冷酷社長が政略妻に注ぐ執愛は世界で一番重くて甘い
香蓮が丁度夕食を終え席を立ったタイミングで、玄関に低いどら声が響く。
「旦那さま、少々お待ちください」
月島は大急ぎでぱたぱたとスリッパの足音を立てながら、玄関へ走っていく。
ピリッと張り詰めた緊張感が部屋に漂い、香蓮はごくりと息を飲んで背筋を伸ばした。
(息が苦しい……)
いくら疲弊していたとしても、ここ一週間は普段より断然平穏に過ごせていた。
それは自分を疎ましいと思っている父親と、義理の母、義理の妹が自分の世界にいなかったからだ。
「はぁー、すっごい疲れた! 月島さーん、今日の夜ご飯なにー?」
大きな麦わら帽子を被り、派手な花柄ワンピースを着た香蓮の義理の妹――飛鳥馬愛理がリビングの扉を思い切り開ける。
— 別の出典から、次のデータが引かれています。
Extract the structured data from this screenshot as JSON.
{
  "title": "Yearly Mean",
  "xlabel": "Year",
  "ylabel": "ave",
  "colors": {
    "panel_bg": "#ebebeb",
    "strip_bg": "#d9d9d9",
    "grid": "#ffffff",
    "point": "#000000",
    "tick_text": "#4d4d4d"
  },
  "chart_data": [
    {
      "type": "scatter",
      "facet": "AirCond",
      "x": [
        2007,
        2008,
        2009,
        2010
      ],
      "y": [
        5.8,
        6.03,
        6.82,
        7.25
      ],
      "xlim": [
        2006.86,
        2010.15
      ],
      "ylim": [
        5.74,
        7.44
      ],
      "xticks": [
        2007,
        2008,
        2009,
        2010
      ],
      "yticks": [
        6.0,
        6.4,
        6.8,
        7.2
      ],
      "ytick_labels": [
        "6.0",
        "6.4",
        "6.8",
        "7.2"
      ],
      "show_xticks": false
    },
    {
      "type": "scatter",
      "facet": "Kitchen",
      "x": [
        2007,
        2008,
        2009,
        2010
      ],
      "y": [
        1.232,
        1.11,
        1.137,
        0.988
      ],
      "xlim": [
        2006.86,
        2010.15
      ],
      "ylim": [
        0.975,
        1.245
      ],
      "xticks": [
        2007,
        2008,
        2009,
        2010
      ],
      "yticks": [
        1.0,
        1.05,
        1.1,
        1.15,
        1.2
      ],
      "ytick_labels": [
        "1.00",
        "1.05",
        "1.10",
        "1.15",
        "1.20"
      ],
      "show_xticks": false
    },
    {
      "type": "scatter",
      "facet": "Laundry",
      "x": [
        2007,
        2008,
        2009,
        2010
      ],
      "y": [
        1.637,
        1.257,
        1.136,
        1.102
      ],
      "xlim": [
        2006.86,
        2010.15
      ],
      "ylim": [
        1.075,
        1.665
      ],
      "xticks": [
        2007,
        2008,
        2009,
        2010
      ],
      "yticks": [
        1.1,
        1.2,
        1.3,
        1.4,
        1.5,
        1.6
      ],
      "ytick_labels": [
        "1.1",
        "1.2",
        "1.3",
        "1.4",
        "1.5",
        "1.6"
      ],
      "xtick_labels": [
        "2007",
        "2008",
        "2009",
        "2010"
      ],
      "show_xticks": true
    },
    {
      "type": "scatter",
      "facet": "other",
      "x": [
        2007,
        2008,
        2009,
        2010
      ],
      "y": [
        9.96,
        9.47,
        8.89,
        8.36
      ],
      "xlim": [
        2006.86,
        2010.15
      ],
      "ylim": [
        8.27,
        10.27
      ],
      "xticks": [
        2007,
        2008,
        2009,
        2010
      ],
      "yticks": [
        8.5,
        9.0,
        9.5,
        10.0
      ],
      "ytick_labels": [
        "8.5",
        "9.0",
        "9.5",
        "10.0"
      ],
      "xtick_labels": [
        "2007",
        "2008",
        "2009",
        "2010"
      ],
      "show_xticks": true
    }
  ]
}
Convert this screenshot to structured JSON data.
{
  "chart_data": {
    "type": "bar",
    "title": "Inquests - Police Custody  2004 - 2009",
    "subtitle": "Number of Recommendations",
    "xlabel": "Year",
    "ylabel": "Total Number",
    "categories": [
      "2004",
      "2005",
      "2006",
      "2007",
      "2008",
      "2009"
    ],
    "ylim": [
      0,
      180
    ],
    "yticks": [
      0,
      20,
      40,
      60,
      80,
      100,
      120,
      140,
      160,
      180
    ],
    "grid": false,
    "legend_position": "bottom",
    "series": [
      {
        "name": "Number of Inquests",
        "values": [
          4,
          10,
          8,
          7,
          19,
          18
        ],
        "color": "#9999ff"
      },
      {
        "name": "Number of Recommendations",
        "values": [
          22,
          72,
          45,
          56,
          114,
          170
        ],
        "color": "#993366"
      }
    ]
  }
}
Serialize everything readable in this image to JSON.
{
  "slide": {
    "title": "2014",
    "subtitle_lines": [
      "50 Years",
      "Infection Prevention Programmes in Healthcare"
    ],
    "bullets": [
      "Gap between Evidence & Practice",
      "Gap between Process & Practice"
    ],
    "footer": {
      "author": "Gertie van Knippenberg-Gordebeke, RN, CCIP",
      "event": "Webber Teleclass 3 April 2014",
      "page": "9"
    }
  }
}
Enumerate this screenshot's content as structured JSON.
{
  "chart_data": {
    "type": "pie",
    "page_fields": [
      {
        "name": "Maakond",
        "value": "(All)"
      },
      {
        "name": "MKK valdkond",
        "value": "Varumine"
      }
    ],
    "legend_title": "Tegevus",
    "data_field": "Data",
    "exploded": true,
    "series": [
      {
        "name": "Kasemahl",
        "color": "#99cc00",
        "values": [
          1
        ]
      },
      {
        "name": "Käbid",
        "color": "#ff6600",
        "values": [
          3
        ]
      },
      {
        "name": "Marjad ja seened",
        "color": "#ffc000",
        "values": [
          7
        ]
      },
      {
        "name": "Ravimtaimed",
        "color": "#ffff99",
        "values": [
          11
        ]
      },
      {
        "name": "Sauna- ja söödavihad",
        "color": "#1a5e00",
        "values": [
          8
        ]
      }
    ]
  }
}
彼女の後に続いてショートボブカットにサングラスをした義理の母――飛鳥馬由梨枝が続いて入ってきた。
「お、おかえり、お母さん。愛理ちゃん」
ぎこちなく笑う香蓮の存在に気づいた愛理と由梨枝は、目をぱちくりと動かし、怪訝な顔でどすんっとソファに腰を下ろす。